Concert Review of Bobby Previte's The Separation (Hallwalls, Buffalo, NY)
An arresting sonic maelstrom
By Garaud MacTaggart - NEWS CONTRIBUTING REVIEWER - © The Buffalo
News Inc.
February 8, 2007
It is too early to say if "The Separation," the collaboration of Bobby Previte and Andrea Kleine (billed as a "Song Cycle On Church and State"), which was performed Wednesday evening in Hallwalls Contemporary Arts Center in Asbury Hall in The Church, is something destined to go down in arts history as a milestone, but there certainly are some interesting, nay, arresting, moments.
This is due, in part, because so many different things are going on at more or less the same time.
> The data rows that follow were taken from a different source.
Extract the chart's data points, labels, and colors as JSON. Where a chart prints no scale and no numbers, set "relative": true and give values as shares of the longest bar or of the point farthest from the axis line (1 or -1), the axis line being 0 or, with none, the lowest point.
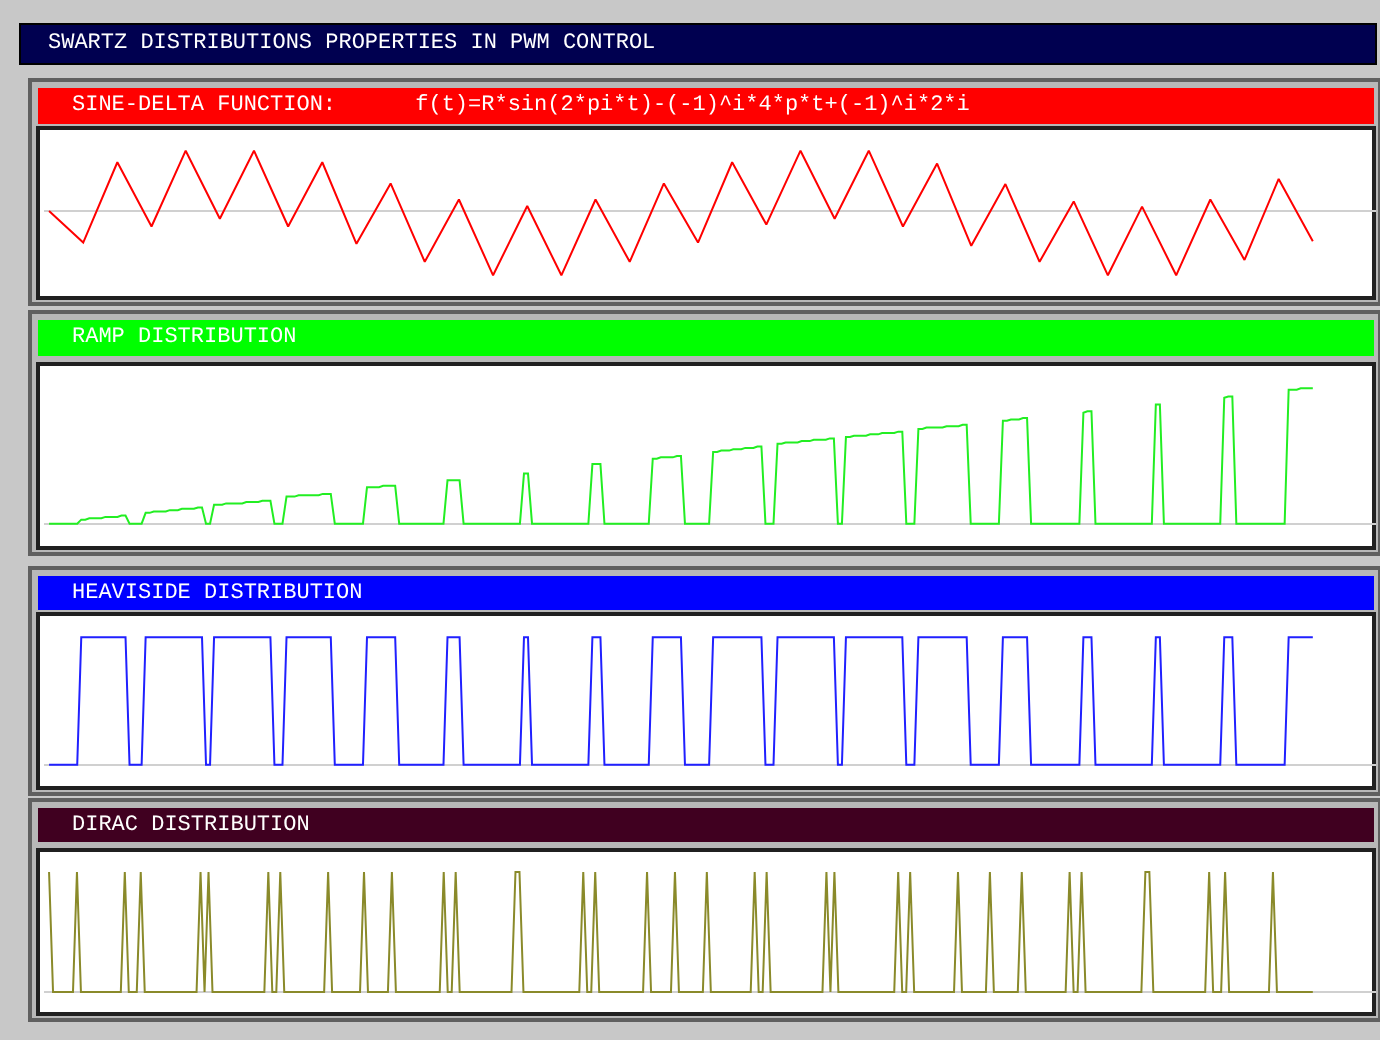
{
  "chart_data": [
    {
      "type": "line",
      "title": "SWARTZ DISTRIBUTIONS PROPERTIES IN PWM CONTROL",
      "subtitle": "SINE-DELTA FUNCTION:      f(t)=R*sin(2*pi*t)-(-1)^i*4*p*t+(-1)^i*2*i",
      "relative": true,
      "categories": [
        null,
        null,
        null,
        null,
        null,
        null,
        null,
        null,
        null,
        null,
        null,
        null,
        null,
        null,
        null,
        null,
        null,
        null,
        null,
        null,
        null,
        null,
        null,
        null,
        null,
        null,
        null,
        null,
        null,
        null,
        null,
        null,
        null,
        null,
        null,
        null,
        null,
        null
      ],
      "series": [
        {
          "color": "#ff0000",
          "values": [
            0,
            -0.49,
            0.76,
            -0.24,
            0.94,
            -0.12,
            0.94,
            -0.24,
            0.76,
            -0.51,
            0.43,
            -0.79,
            0.18,
            -1,
            0.08,
            -1,
            0.18,
            -0.79,
            0.43,
            -0.49,
            0.76,
            -0.21,
            0.94,
            -0.12,
            0.94,
            -0.24,
            0.74,
            -0.54,
            0.42,
            -0.79,
            0.15,
            -1,
            0.07,
            -1,
            0.18,
            -0.76,
            0.5,
            -0.47
          ]
        }
      ]
    },
    {
      "type": "line",
      "title": "RAMP DISTRIBUTION",
      "relative": true,
      "categories": [
        null,
        null,
        null,
        null,
        null,
        null,
        null,
        null,
        null,
        null,
        null,
        null,
        null,
        null,
        null,
        null,
        null,
        null,
        null,
        null,
        null,
        null,
        null,
        null,
        null,
        null,
        null,
        null,
        null,
        null,
        null,
        null,
        null,
        null,
        null,
        null,
        null,
        null,
        null,
        null,
        null,
        null,
        null,
        null,
        null,
        null,
        null,
        null,
        null,
        null,
        null,
        null,
        null,
        null,
        null,
        null,
        null,
        null,
        null,
        null,
        null,
        null,
        null,
        null,
        null,
        null,
        null,
        null,
        null,
        null,
        null,
        null,
        null,
        null,
        null,
        null,
        null,
        null,
        null,
        null,
        null,
        null,
        null,
        null,
        null,
        null,
        null,
        null,
        null,
        null,
        null,
        null,
        null,
        null,
        null,
        null,
        null,
        null,
        null,
        null,
        null,
        null,
        null,
        null,
        null,
        null,
        null,
        null,
        null,
        null,
        null,
        null,
        null,
        null,
        null,
        null,
        null,
        null,
        null,
        null,
        null,
        null,
        null,
        null,
        null,
        null,
        null,
        null,
        null,
        null,
        null,
        null,
        null,
        null,
        null,
        null,
        null,
        null,
        null,
        null,
        null,
        null,
        null,
        null,
        null,
        null,
        null,
        null,
        null,
        null,
        null,
        null,
        null,
        null,
        null,
        null,
        null,
        null,
        null,
        null,
        null,
        null,
        null,
        null,
        null,
        null,
        null,
        null,
        null,
        null,
        null,
        null,
        null,
        null,
        null,
        null,
        null,
        null,
        null,
        null,
        null,
        null,
        null,
        null,
        null,
        null,
        null,
        null,
        null,
        null,
        null,
        null,
        null,
        null,
        null,
        null,
        null,
        null,
        null,
        null,
        null,
        null,
        null,
        null,
        null,
        null,
        null,
        null,
        null,
        null,
        null,
        null,
        null,
        null,
        null,
        null,
        null,
        null,
        null,
        null,
        null,
        null,
        null,
        null,
        null,
        null,
        null,
        null,
        null,
        null,
        null,
        null,
        null,
        null,
        null,
        null,
        null,
        null,
        null,
        null,
        null,
        null,
        null,
        null,
        null,
        null,
        null,
        null,
        null,
        null,
        null,
        null,
        null,
        null,
        null,
        null,
        null,
        null,
        null,
        null,
        null,
        null,
        null,
        null,
        null,
        null,
        null,
        null,
        null,
        null,
        null,
        null,
        null,
        null,
        null,
        null,
        null,
        null,
        null,
        null,
        null,
        null,
        null,
        null,
        null,
        null,
        null,
        null,
        null,
        null,
        null,
        null,
        null,
        null,
        null,
        null,
        null,
        null,
        null,
        null,
        null,
        null,
        null,
        null,
        null,
        null,
        null,
        null,
        null,
        null,
        null,
        null,
        null,
        null,
        null
      ],
      "series": [
        {
          "color": "#22ee22",
          "values": [
            0,
            0,
            0,
            0,
            0,
            0,
            0,
            0,
            0.03,
            0.03,
            0.04,
            0.04,
            0.04,
            0.04,
            0.05,
            0.05,
            0.05,
            0.05,
            0.06,
            0.06,
            0,
            0,
            0,
            0,
            0.08,
            0.08,
            0.09,
            0.09,
            0.09,
            0.09,
            0.1,
            0.1,
            0.1,
            0.11,
            0.11,
            0.11,
            0.11,
            0.12,
            0.12,
            0,
            0,
            0.14,
            0.14,
            0.14,
            0.15,
            0.15,
            0.15,
            0.15,
            0.15,
            0.16,
            0.16,
            0.16,
            0.16,
            0.17,
            0.17,
            0.17,
            0,
            0,
            0,
            0.2,
            0.2,
            0.2,
            0.21,
            0.21,
            0.21,
            0.21,
            0.21,
            0.21,
            0.22,
            0.22,
            0.22,
            0,
            0,
            0,
            0,
            0,
            0,
            0,
            0,
            0.27,
            0.27,
            0.27,
            0.27,
            0.28,
            0.28,
            0.28,
            0.28,
            0,
            0,
            0,
            0,
            0,
            0,
            0,
            0,
            0,
            0,
            0,
            0,
            0.32,
            0.32,
            0.32,
            0.32,
            0,
            0,
            0,
            0,
            0,
            0,
            0,
            0,
            0,
            0,
            0,
            0,
            0,
            0,
            0,
            0.37,
            0.37,
            0,
            0,
            0,
            0,
            0,
            0,
            0,
            0,
            0,
            0,
            0,
            0,
            0,
            0,
            0,
            0.44,
            0.44,
            0.44,
            0,
            0,
            0,
            0,
            0,
            0,
            0,
            0,
            0,
            0,
            0,
            0,
            0.48,
            0.48,
            0.49,
            0.49,
            0.49,
            0.49,
            0.5,
            0.5,
            0,
            0,
            0,
            0,
            0,
            0,
            0,
            0.53,
            0.53,
            0.54,
            0.54,
            0.54,
            0.55,
            0.55,
            0.55,
            0.56,
            0.56,
            0.56,
            0.57,
            0.57,
            0,
            0,
            0,
            0.59,
            0.59,
            0.6,
            0.6,
            0.6,
            0.6,
            0.61,
            0.61,
            0.61,
            0.62,
            0.62,
            0.62,
            0.62,
            0.63,
            0.63,
            0,
            0,
            0.64,
            0.64,
            0.65,
            0.65,
            0.65,
            0.65,
            0.66,
            0.66,
            0.66,
            0.67,
            0.67,
            0.67,
            0.67,
            0.68,
            0.68,
            0,
            0,
            0,
            0.7,
            0.7,
            0.71,
            0.71,
            0.71,
            0.71,
            0.71,
            0.72,
            0.72,
            0.72,
            0.72,
            0.73,
            0.73,
            0,
            0,
            0,
            0,
            0,
            0,
            0,
            0,
            0.76,
            0.76,
            0.77,
            0.77,
            0.77,
            0.78,
            0.78,
            0,
            0,
            0,
            0,
            0,
            0,
            0,
            0,
            0,
            0,
            0,
            0,
            0,
            0.82,
            0.83,
            0.83,
            0,
            0,
            0,
            0,
            0,
            0,
            0,
            0,
            0,
            0,
            0,
            0,
            0,
            0,
            0,
            0.88,
            0.88,
            0,
            0,
            0,
            0,
            0,
            0,
            0,
            0,
            0,
            0,
            0,
            0,
            0,
            0,
            0,
            0.93,
            0.94,
            0.94,
            0,
            0,
            0,
            0,
            0,
            0,
            0,
            0,
            0,
            0,
            0,
            0,
            0,
            0.99,
            0.99,
            0.99,
            1,
            1,
            1,
            1
          ]
        }
      ]
    },
    {
      "type": "line",
      "title": "HEAVISIDE DISTRIBUTION",
      "relative": true,
      "categories": [
        null,
        null,
        null,
        null,
        null,
        null,
        null,
        null,
        null,
        null,
        null,
        null,
        null,
        null,
        null,
        null,
        null,
        null,
        null,
        null,
        null,
        null,
        null,
        null,
        null,
        null,
        null,
        null,
        null,
        null,
        null,
        null,
        null,
        null,
        null,
        null,
        null,
        null,
        null,
        null,
        null,
        null,
        null,
        null,
        null,
        null,
        null,
        null,
        null,
        null,
        null,
        null,
        null,
        null,
        null,
        null,
        null,
        null,
        null,
        null,
        null,
        null,
        null,
        null,
        null,
        null,
        null,
        null,
        null,
        null,
        null,
        null,
        null,
        null,
        null,
        null,
        null,
        null,
        null,
        null,
        null,
        null,
        null,
        null,
        null,
        null,
        null,
        null,
        null,
        null,
        null,
        null,
        null,
        null,
        null,
        null,
        null,
        null,
        null,
        null,
        null,
        null,
        null,
        null,
        null,
        null,
        null,
        null,
        null,
        null,
        null,
        null,
        null,
        null,
        null,
        null,
        null,
        null,
        null,
        null,
        null,
        null,
        null,
        null,
        null,
        null,
        null,
        null,
        null,
        null,
        null,
        null,
        null,
        null,
        null,
        null,
        null,
        null,
        null,
        null,
        null,
        null,
        null,
        null,
        null,
        null,
        null,
        null,
        null,
        null,
        null,
        null,
        null,
        null,
        null,
        null,
        null,
        null,
        null,
        null,
        null,
        null,
        null,
        null,
        null,
        null,
        null,
        null,
        null,
        null,
        null,
        null,
        null,
        null,
        null,
        null,
        null,
        null,
        null,
        null,
        null,
        null,
        null,
        null,
        null,
        null,
        null,
        null,
        null,
        null,
        null,
        null,
        null,
        null,
        null,
        null,
        null,
        null,
        null,
        null,
        null,
        null,
        null,
        null,
        null,
        null,
        null,
        null,
        null,
        null,
        null,
        null,
        null,
        null,
        null,
        null,
        null,
        null,
        null,
        null,
        null,
        null,
        null,
        null,
        null,
        null,
        null,
        null,
        null,
        null,
        null,
        null,
        null,
        null,
        null,
        null,
        null,
        null,
        null,
        null,
        null,
        null,
        null,
        null,
        null,
        null,
        null,
        null,
        null,
        null,
        null,
        null,
        null,
        null,
        null,
        null,
        null,
        null,
        null,
        null,
        null,
        null,
        null,
        null,
        null,
        null,
        null,
        null,
        null,
        null,
        null,
        null,
        null,
        null,
        null,
        null,
        null,
        null,
        null,
        null,
        null,
        null,
        null,
        null,
        null,
        null,
        null,
        null,
        null,
        null,
        null,
        null,
        null,
        null,
        null,
        null,
        null,
        null,
        null,
        null,
        null,
        null,
        null,
        null,
        null,
        null,
        null,
        null,
        null,
        null,
        null,
        null,
        null,
        null,
        null
      ],
      "series": [
        {
          "color": "#2020ff",
          "values": [
            0,
            0,
            0,
            0,
            0,
            0,
            0,
            0,
            1,
            1,
            1,
            1,
            1,
            1,
            1,
            1,
            1,
            1,
            1,
            1,
            0,
            0,
            0,
            0,
            1,
            1,
            1,
            1,
            1,
            1,
            1,
            1,
            1,
            1,
            1,
            1,
            1,
            1,
            1,
            0,
            0,
            1,
            1,
            1,
            1,
            1,
            1,
            1,
            1,
            1,
            1,
            1,
            1,
            1,
            1,
            1,
            0,
            0,
            0,
            1,
            1,
            1,
            1,
            1,
            1,
            1,
            1,
            1,
            1,
            1,
            1,
            0,
            0,
            0,
            0,
            0,
            0,
            0,
            0,
            1,
            1,
            1,
            1,
            1,
            1,
            1,
            1,
            0,
            0,
            0,
            0,
            0,
            0,
            0,
            0,
            0,
            0,
            0,
            0,
            1,
            1,
            1,
            1,
            0,
            0,
            0,
            0,
            0,
            0,
            0,
            0,
            0,
            0,
            0,
            0,
            0,
            0,
            0,
            1,
            1,
            0,
            0,
            0,
            0,
            0,
            0,
            0,
            0,
            0,
            0,
            0,
            0,
            0,
            0,
            0,
            1,
            1,
            1,
            0,
            0,
            0,
            0,
            0,
            0,
            0,
            0,
            0,
            0,
            0,
            0,
            1,
            1,
            1,
            1,
            1,
            1,
            1,
            1,
            0,
            0,
            0,
            0,
            0,
            0,
            0,
            1,
            1,
            1,
            1,
            1,
            1,
            1,
            1,
            1,
            1,
            1,
            1,
            1,
            0,
            0,
            0,
            1,
            1,
            1,
            1,
            1,
            1,
            1,
            1,
            1,
            1,
            1,
            1,
            1,
            1,
            1,
            0,
            0,
            1,
            1,
            1,
            1,
            1,
            1,
            1,
            1,
            1,
            1,
            1,
            1,
            1,
            1,
            1,
            0,
            0,
            0,
            1,
            1,
            1,
            1,
            1,
            1,
            1,
            1,
            1,
            1,
            1,
            1,
            1,
            0,
            0,
            0,
            0,
            0,
            0,
            0,
            0,
            1,
            1,
            1,
            1,
            1,
            1,
            1,
            0,
            0,
            0,
            0,
            0,
            0,
            0,
            0,
            0,
            0,
            0,
            0,
            0,
            1,
            1,
            1,
            0,
            0,
            0,
            0,
            0,
            0,
            0,
            0,
            0,
            0,
            0,
            0,
            0,
            0,
            0,
            1,
            1,
            0,
            0,
            0,
            0,
            0,
            0,
            0,
            0,
            0,
            0,
            0,
            0,
            0,
            0,
            0,
            1,
            1,
            1,
            0,
            0,
            0,
            0,
            0,
            0,
            0,
            0,
            0,
            0,
            0,
            0,
            0,
            1,
            1,
            1,
            1,
            1,
            1,
            1
          ]
        }
      ]
    },
    {
      "type": "line",
      "title": "DIRAC DISTRIBUTION",
      "relative": true,
      "categories": [
        null,
        null,
        null,
        null,
        null,
        null,
        null,
        null,
        null,
        null,
        null,
        null,
        null,
        null,
        null,
        null,
        null,
        null,
        null,
        null,
        null,
        null,
        null,
        null,
        null,
        null,
        null,
        null,
        null,
        null,
        null,
        null,
        null,
        null,
        null,
        null,
        null,
        null,
        null,
        null,
        null,
        null,
        null,
        null,
        null,
        null,
        null,
        null,
        null,
        null,
        null,
        null,
        null,
        null,
        null,
        null,
        null,
        null,
        null,
        null,
        null,
        null,
        null,
        null,
        null,
        null,
        null,
        null,
        null,
        null,
        null,
        null,
        null,
        null,
        null,
        null,
        null,
        null,
        null,
        null,
        null,
        null,
        null,
        null,
        null,
        null,
        null,
        null,
        null,
        null,
        null,
        null,
        null,
        null,
        null,
        null,
        null,
        null,
        null,
        null,
        null,
        null,
        null,
        null,
        null,
        null,
        null,
        null,
        null,
        null,
        null,
        null,
        null,
        null,
        null,
        null,
        null,
        null,
        null,
        null,
        null,
        null,
        null,
        null,
        null,
        null,
        null,
        null,
        null,
        null,
        null,
        null,
        null,
        null,
        null,
        null,
        null,
        null,
        null,
        null,
        null,
        null,
        null,
        null,
        null,
        null,
        null,
        null,
        null,
        null,
        null,
        null,
        null,
        null,
        null,
        null,
        null,
        null,
        null,
        null,
        null,
        null,
        null,
        null,
        null,
        null,
        null,
        null,
        null,
        null,
        null,
        null,
        null,
        null,
        null,
        null,
        null,
        null,
        null,
        null,
        null,
        null,
        null,
        null,
        null,
        null,
        null,
        null,
        null,
        null,
        null,
        null,
        null,
        null,
        null,
        null,
        null,
        null,
        null,
        null,
        null,
        null,
        null,
        null,
        null,
        null,
        null,
        null,
        null,
        null,
        null,
        null,
        null,
        null,
        null,
        null,
        null,
        null,
        null,
        null,
        null,
        null,
        null,
        null,
        null,
        null,
        null,
        null,
        null,
        null,
        null,
        null,
        null,
        null,
        null,
        null,
        null,
        null,
        null,
        null,
        null,
        null,
        null,
        null,
        null,
        null,
        null,
        null,
        null,
        null,
        null,
        null,
        null,
        null,
        null,
        null,
        null,
        null,
        null,
        null,
        null,
        null,
        null,
        null,
        null,
        null,
        null,
        null,
        null,
        null,
        null,
        null,
        null,
        null,
        null,
        null,
        null,
        null,
        null,
        null,
        null,
        null,
        null,
        null,
        null,
        null,
        null,
        null,
        null,
        null,
        null,
        null,
        null,
        null,
        null,
        null,
        null,
        null,
        null,
        null,
        null,
        null,
        null,
        null,
        null,
        null,
        null,
        null,
        null,
        null,
        null,
        null,
        null,
        null,
        null,
        null,
        null,
        null
      ],
      "series": [
        {
          "color": "#8a8a2a",
          "values": [
            1,
            0,
            0,
            0,
            0,
            0,
            0,
            1,
            0,
            0,
            0,
            0,
            0,
            0,
            0,
            0,
            0,
            0,
            0,
            1,
            0,
            0,
            0,
            1,
            0,
            0,
            0,
            0,
            0,
            0,
            0,
            0,
            0,
            0,
            0,
            0,
            0,
            0,
            1,
            0,
            1,
            0,
            0,
            0,
            0,
            0,
            0,
            0,
            0,
            0,
            0,
            0,
            0,
            0,
            0,
            1,
            0,
            0,
            1,
            0,
            0,
            0,
            0,
            0,
            0,
            0,
            0,
            0,
            0,
            0,
            1,
            0,
            0,
            0,
            0,
            0,
            0,
            0,
            0,
            1,
            0,
            0,
            0,
            0,
            0,
            0,
            1,
            0,
            0,
            0,
            0,
            0,
            0,
            0,
            0,
            0,
            0,
            0,
            0,
            1,
            0,
            0,
            1,
            0,
            0,
            0,
            0,
            0,
            0,
            0,
            0,
            0,
            0,
            0,
            0,
            0,
            0,
            1,
            1,
            0,
            0,
            0,
            0,
            0,
            0,
            0,
            0,
            0,
            0,
            0,
            0,
            0,
            0,
            0,
            1,
            0,
            0,
            1,
            0,
            0,
            0,
            0,
            0,
            0,
            0,
            0,
            0,
            0,
            0,
            0,
            1,
            0,
            0,
            0,
            0,
            0,
            0,
            1,
            0,
            0,
            0,
            0,
            0,
            0,
            0,
            1,
            0,
            0,
            0,
            0,
            0,
            0,
            0,
            0,
            0,
            0,
            0,
            1,
            0,
            0,
            1,
            0,
            0,
            0,
            0,
            0,
            0,
            0,
            0,
            0,
            0,
            0,
            0,
            0,
            0,
            1,
            0,
            1,
            0,
            0,
            0,
            0,
            0,
            0,
            0,
            0,
            0,
            0,
            0,
            0,
            0,
            0,
            0,
            1,
            0,
            0,
            1,
            0,
            0,
            0,
            0,
            0,
            0,
            0,
            0,
            0,
            0,
            0,
            1,
            0,
            0,
            0,
            0,
            0,
            0,
            0,
            1,
            0,
            0,
            0,
            0,
            0,
            0,
            0,
            1,
            0,
            0,
            0,
            0,
            0,
            0,
            0,
            0,
            0,
            0,
            0,
            1,
            0,
            0,
            1,
            0,
            0,
            0,
            0,
            0,
            0,
            0,
            0,
            0,
            0,
            0,
            0,
            0,
            0,
            0,
            1,
            1,
            0,
            0,
            0,
            0,
            0,
            0,
            0,
            0,
            0,
            0,
            0,
            0,
            0,
            0,
            1,
            0,
            0,
            0,
            1,
            0,
            0,
            0,
            0,
            0,
            0,
            0,
            0,
            0,
            0,
            0,
            1,
            0,
            0,
            0,
            0,
            0,
            0,
            0,
            0,
            0,
            0
          ]
        }
      ]
    }
  ]
}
Layered over a heavily amplified mashup of Guillaume Dufay's 15th century score for the "Missa Sancti Jacobi," sections of music inspired by Olivier Messiaen's 20th century organ suite "La Nativite du Seigneur" and rock guitar licks that sound like hybrids of Sonic Youth and the Deftones, is a text dealing, on the surface, with the life history of a laboratory sheep (aka 6LL3).
Christine Holt is the narrator for this production, slipping into sheep mode and dog mode as the script warrants and doing a surprisingly unhackneyed job of it. Holt's movements about the stage are controlled but not quite dancelike; she traipses behind the choir, unveiling various props and crawling on all fours in a very sheeplike manner, sometimes emoting, other times just moving from one place to another, seeking to hit the mark for her next bit of speechifying.
The Rose Ensemble is a splendid choir whose basic repertoire leans toward the Baroque and the Renaissance eras and their take on the splintered version of the Dufay masterpiece they were charged with presenting was most exemplary.
Their sonic interaction with Previte's explosive drumming, Reed Mathis' powerful (albeit suitably distorted) guitar playing and Marco Benevento's keyboard turns was almost overwhelmed at times but, on the whole, managed to maintain their place in the aural maelstrom because of the microphones attached to their music stands.